Me costó renunciar a la tranquilidad de agarrar maletas en cualquier momento y emprender un viaje, de irme de fiesta cuando quisiera y con quien quisiera, de no llegar a la casa. Me costó entender que compartiríamos todo, desde la habitación, la rutina y las finanzas.
Sin embargo, di el sí. Me casé con un hombre excepcional, guapo nivel avanzado, noble, inteligente y trabajador. Un hombre que era el “amor de mi vida” y por el que sentí, con un instinto animal, que sería “el papá de mis hijos”. Un hombre del que hace algunos meses me separé.

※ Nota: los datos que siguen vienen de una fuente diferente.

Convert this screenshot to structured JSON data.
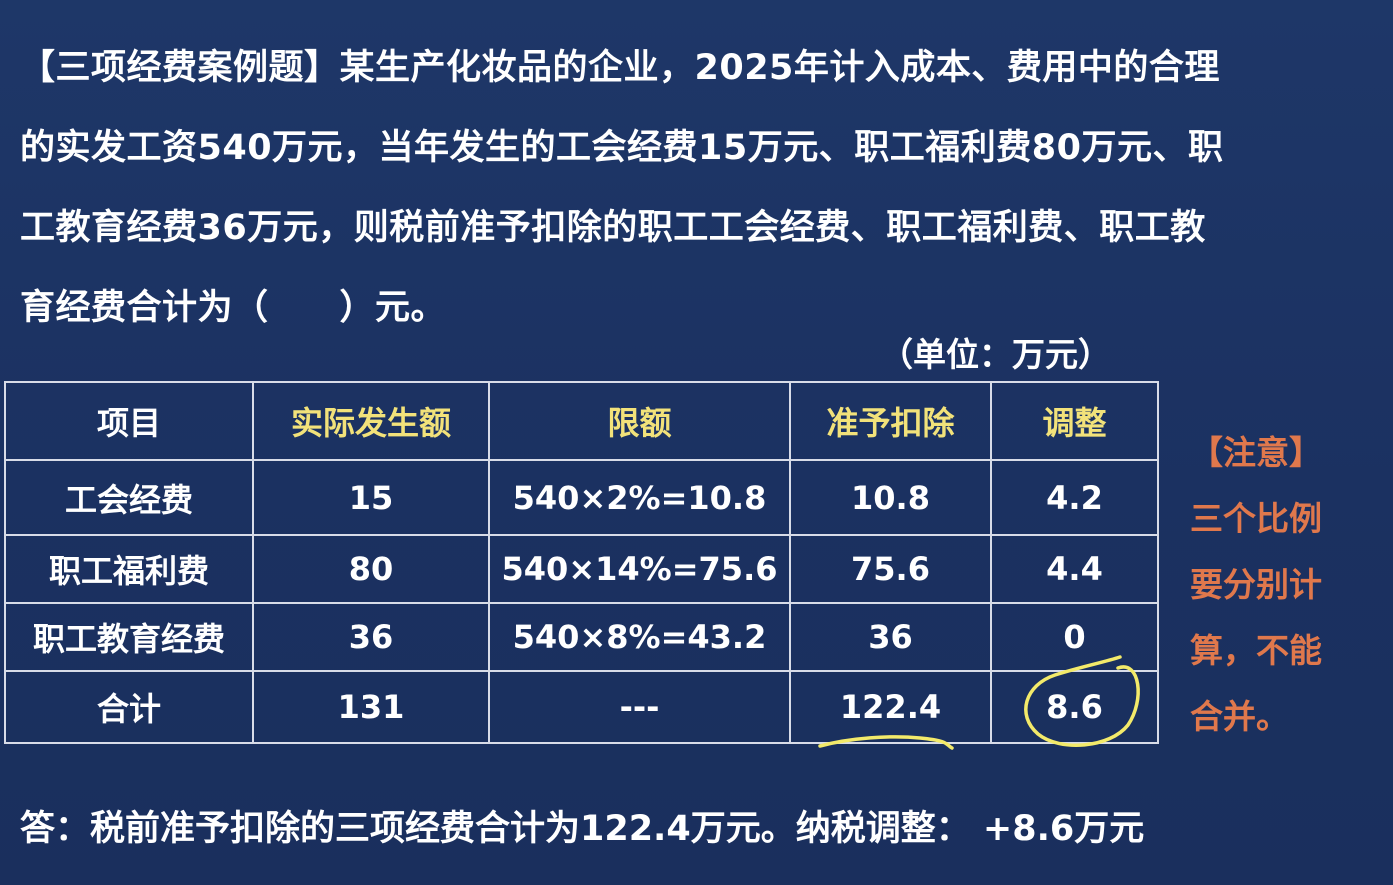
{
  "question": {
    "lines": [
      "【三项经费案例题】某生产化妆品的企业，2025年计入成本、费用中的合理",
      "的实发工资540万元，当年发生的工会经费15万元、职工福利费80万元、职",
      "工教育经费36万元，则税前准予扣除的职工工会经费、职工福利费、职工教",
      "育经费合计为（　　）元。"
    ]
  },
  "unit_label": "（单位：万元）",
  "table": {
    "headers": [
      "项目",
      "实际发生额",
      "限额",
      "准予扣除",
      "调整"
    ],
    "rows": [
      [
        "工会经费",
        "15",
        "540×2%=10.8",
        "10.8",
        "4.2"
      ],
      [
        "职工福利费",
        "80",
        "540×14%=75.6",
        "75.6",
        "4.4"
      ],
      [
        "职工教育经费",
        "36",
        "540×8%=43.2",
        "36",
        "0"
      ],
      [
        "合计",
        "131",
        "---",
        "122.4",
        "8.6"
      ]
    ]
  },
  "note": {
    "lines": [
      "【注意】",
      "三个比例",
      "要分别计",
      "算，不能",
      "合并。"
    ]
  },
  "answer": "答：税前准予扣除的三项经费合计为122.4万元。纳税调整： +8.6万元",
  "colors": {
    "background": "#1d3566",
    "header_highlight": "#f2e27a",
    "note": "#e0784c",
    "annotation": "#f3ea6a"
  }
}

Mis recuerdos junto a él narran una ideal historia de amor que comenzó con sexo en la primera noche, seguida por un noviazgo de más de un año, matrimonio, hijo y separación. Recuerdo que me conmovía cuando lo veía dormir, incluso me costaba creer que alguien tan increíble despertara todos los días a mi lado. Pero ¿qué fue lo que pasó?
Pasó que me sentí fuera de foco dentro del matrimonio. Y que no era feliz, a pesar de tener la familia perfecta. Sentí que no podía tomar mis decisiones sin antes consultárselas a él, claro, porque éramos uno solo y no podía correr el riesgo de desestabilizar nuestro hogar.
Ya había escuchado que las mujeres dejamos de vivir nuestra propia vida por estar en función de los demás, pero solo lo entendí cuando nació nuestro hijo. Pasados los tres meses de licencia, renuncié a mi trabajo para dedicarme al cuidado del niño y cuando volví a conseguir un empleo ya teníamos naturalizado que el trabajo de él era más importante que el mío porque él ganaba más. Y que yo, además de trabajar y estudiar, me encargaría de recoger y llevar al niño a la guardería, de lavar la ropa y de estar pendiente de las tareas de la casa. Me sumergí en una vida que jamás quise vivir.
Mientras el niño crecía también lo hacían las responsabilidades y las deudas. En ese camino noté que la persona con la que menos hablaba era mi esposo. Nuestras conversaciones se limitaban a resolver problemas. Cuando quisimos reencontrarnos, no nos reconocimos. No pudimos volver a enamorarnos.
Me di cuenta de que el matrimonio es meter en una misma cama a tu socio, a tu amante, a tu confidente, a tu roommate, a tu colega en la crianza, a tu novio. El matrimonio es una estructura que me estaba quitando las ganas de vivir.
Y sí, a veces siento culpa porque por salvarme a mí nos sacrifiqué a nosotros.